Il nous paraît normal d’avoir, à côté d’autres qui n’ont pas, ou moins. Parce que nous l’avons « mérité » (par notre race, statut social, religion, ascendance, capital génétique et effort …). Nous croyons pouvoir profiter des règles du jeu qui nous déclarent vainqueurs, inventées et perpétuées par ceux qu’elles avantagent, et que les perdants ne renversent pas la table ? Nous pouvons, un temps, les leurrer (par de creuses promesses : l’ « intégration » …), les intimider, endiguer leurs coups de colère. Il n’est de digue qui tienne éternellement.
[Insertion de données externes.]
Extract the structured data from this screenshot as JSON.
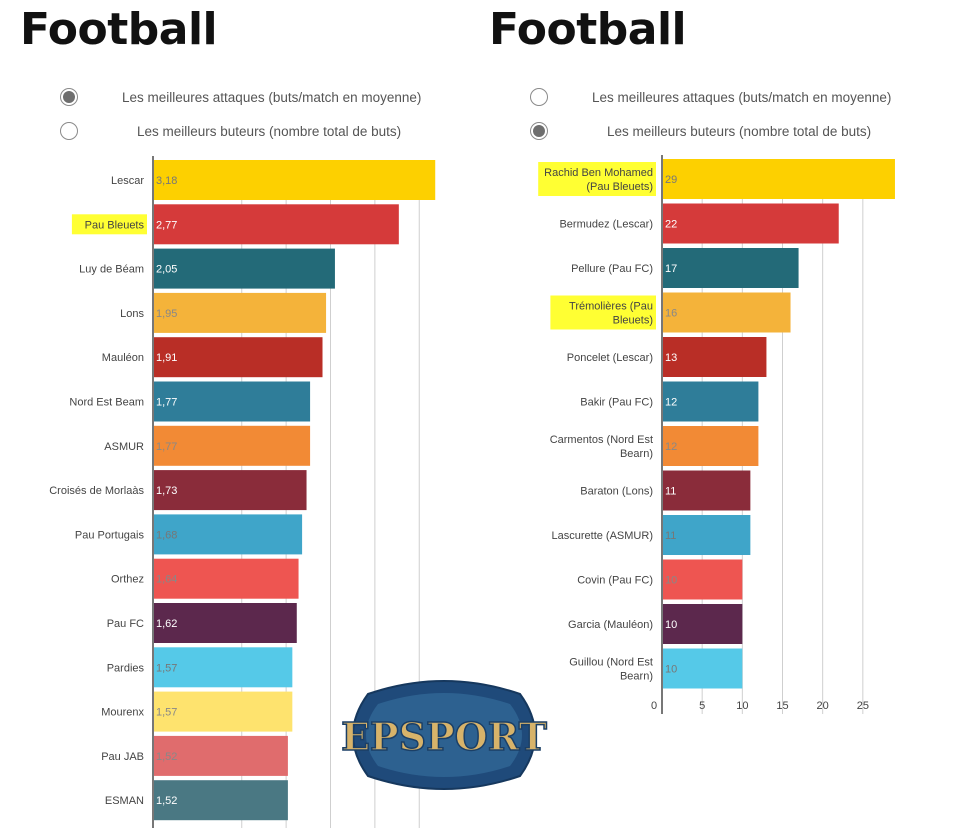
{
  "left_panel": {
    "title": "Football",
    "options": [
      {
        "label": "Les meilleures attaques (buts/match en moyenne)",
        "checked": true
      },
      {
        "label": "Les meilleurs buteurs (nombre total de buts)",
        "checked": false
      }
    ]
  },
  "right_panel": {
    "title": "Football",
    "options": [
      {
        "label": "Les meilleures attaques (buts/match en moyenne)",
        "checked": false
      },
      {
        "label": "Les meilleurs buteurs (nombre total de buts)",
        "checked": true
      }
    ]
  },
  "logo": {
    "text": "EPSPORT",
    "colors": {
      "outer": "#1f4a7a",
      "inner": "#2d6190",
      "text": "#d7b36a"
    }
  },
  "chart_data": [
    {
      "type": "bar",
      "orientation": "horizontal",
      "categories": [
        "Lescar",
        "Pau Bleuets",
        "Luy de Béam",
        "Lons",
        "Mauléon",
        "Nord Est Beam",
        "ASMUR",
        "Croisés de Morlaàs",
        "Pau Portugais",
        "Orthez",
        "Pau FC",
        "Pardies",
        "Mourenx",
        "Pau JAB",
        "ESMAN"
      ],
      "values": [
        3.18,
        2.77,
        2.05,
        1.95,
        1.91,
        1.77,
        1.77,
        1.73,
        1.68,
        1.64,
        1.62,
        1.57,
        1.57,
        1.52,
        1.52
      ],
      "value_labels": [
        "3,18",
        "2,77",
        "2,05",
        "1,95",
        "1,91",
        "1,77",
        "1,77",
        "1,73",
        "1,68",
        "1,64",
        "1,62",
        "1,57",
        "1,57",
        "1,52",
        "1,52"
      ],
      "highlighted": [
        "Pau Bleuets"
      ],
      "colors": [
        "#fdd000",
        "#d53a3a",
        "#236a78",
        "#f4b33a",
        "#b92e26",
        "#2f7d99",
        "#f28a35",
        "#8a2c3a",
        "#3fa5c9",
        "#ee5551",
        "#5c284d",
        "#55c9e8",
        "#fee36e",
        "#e06c6d",
        "#4a7883"
      ],
      "label_colors": [
        "#777",
        "#fff",
        "#fff",
        "#888",
        "#fff",
        "#fff",
        "#888",
        "#fff",
        "#777",
        "#888",
        "#fff",
        "#777",
        "#888",
        "#888",
        "#fff"
      ],
      "xlim": [
        0,
        3.2
      ],
      "gridlines": [
        1,
        1.5,
        2,
        2.5,
        3
      ],
      "grid": true
    },
    {
      "type": "bar",
      "orientation": "horizontal",
      "categories": [
        "Rachid Ben Mohamed (Pau Bleuets)",
        "Bermudez (Lescar)",
        "Pellure (Pau FC)",
        "Trémolières (Pau Bleuets)",
        "Poncelet (Lescar)",
        "Bakir (Pau FC)",
        "Carmentos (Nord Est Bearn)",
        "Baraton (Lons)",
        "Lascurette (ASMUR)",
        "Covin (Pau FC)",
        "Garcia (Mauléon)",
        "Guillou (Nord Est Bearn)"
      ],
      "values": [
        29,
        22,
        17,
        16,
        13,
        12,
        12,
        11,
        11,
        10,
        10,
        10
      ],
      "highlighted": [
        "Rachid Ben Mohamed (Pau Bleuets)",
        "Trémolières (Pau Bleuets)"
      ],
      "colors": [
        "#fdd000",
        "#d53a3a",
        "#236a78",
        "#f4b33a",
        "#b92e26",
        "#2f7d99",
        "#f28a35",
        "#8a2c3a",
        "#3fa5c9",
        "#ee5551",
        "#5c284d",
        "#55c9e8"
      ],
      "label_colors": [
        "#777",
        "#fff",
        "#fff",
        "#888",
        "#fff",
        "#fff",
        "#888",
        "#fff",
        "#777",
        "#888",
        "#fff",
        "#777"
      ],
      "xlim": [
        0,
        30
      ],
      "xticks": [
        0,
        5,
        10,
        15,
        20,
        25
      ],
      "grid": true
    }
  ]
}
Nous leur faisons subir, et à beaucoup d’autres, les humiliations répétées de ce qu’ils ne peuvent s’offrir, exhibé à toutes les devantures et sur tous les écrans, et dont nous nous gavons sous leur nez. Nos voyages et nos villas, notre respectabilité cossue, notre suffisance moralisatrice et supérieure : il est bien étonnant qu’ils nous haïssent. Nous sommes tellement habitués à ce que les uns croupissent dans des cités moroses à côté d’autres qui savourent leur accès à la propriété, que nous sommes tentés de n’y voir aucune violence. C’est dans « l’ordre des choses ». « Il en a toujours été ainsi ». Vrai, et les peuples « barbares » ont toujours fini par mettre Rome à sac. Le gagnant de nos sociétés concurrentielles, candidat retenu pour les postes prestigieux, médecin, avocat, ingénieur, universitaire, trader, etc. ne veut rien savoir des critères qui ont validé ses compétences, ni des règles qui fixent le montant horaire de ses émoluments, il « ne pense pas » à les interroger : un chirurgien gagne plus qu’une infirmière, c’est « dans l’ordre des choses », presque cosmique, quasi divin. C’est comme ça. Et tout le monde l’accepte. Tous les subalternes ne se précipitent pas pour autant égorger leurs voisins ? Il y faut la conjugaison de conditions critiques : une frustration poussée à son comble jusqu'à la haine, jusqu'à un désespoir ou une colère qui submerge la crainte des représailles, peut-être une fissure psychologique qui facilite le débondement (on cherche peu à repérer, puis aider, les enfants en déshérence, surtout s’ils sont de milieu modeste …). Et le catalyseur d’une idéologie « libératrice », mobilisatrice et déculpabilisante : ce peut être l’islamisme, ça a été l’élan républicain, révolutionnaire, ou le nationalisme.

C’est brutal, bestial et aussi stupide que les forces que ça prétend combattre. Ça ne débouche sur rien d’utile, aucune amélioration. C’est ce que ceux qui s’y sont brûlés, puis ont trouvé une lucidité, viennent parfois expliquer à ceux que ces fièvres meurtrières pourraient infecter.

Il ne suffit pas de converser poliment dans un salon, en respectant les usages de la grammaire et de la civilité pour être exempt de la violence qu’on attribue aux autres. Ni pour que disparaisse toute celle qui consume le monde.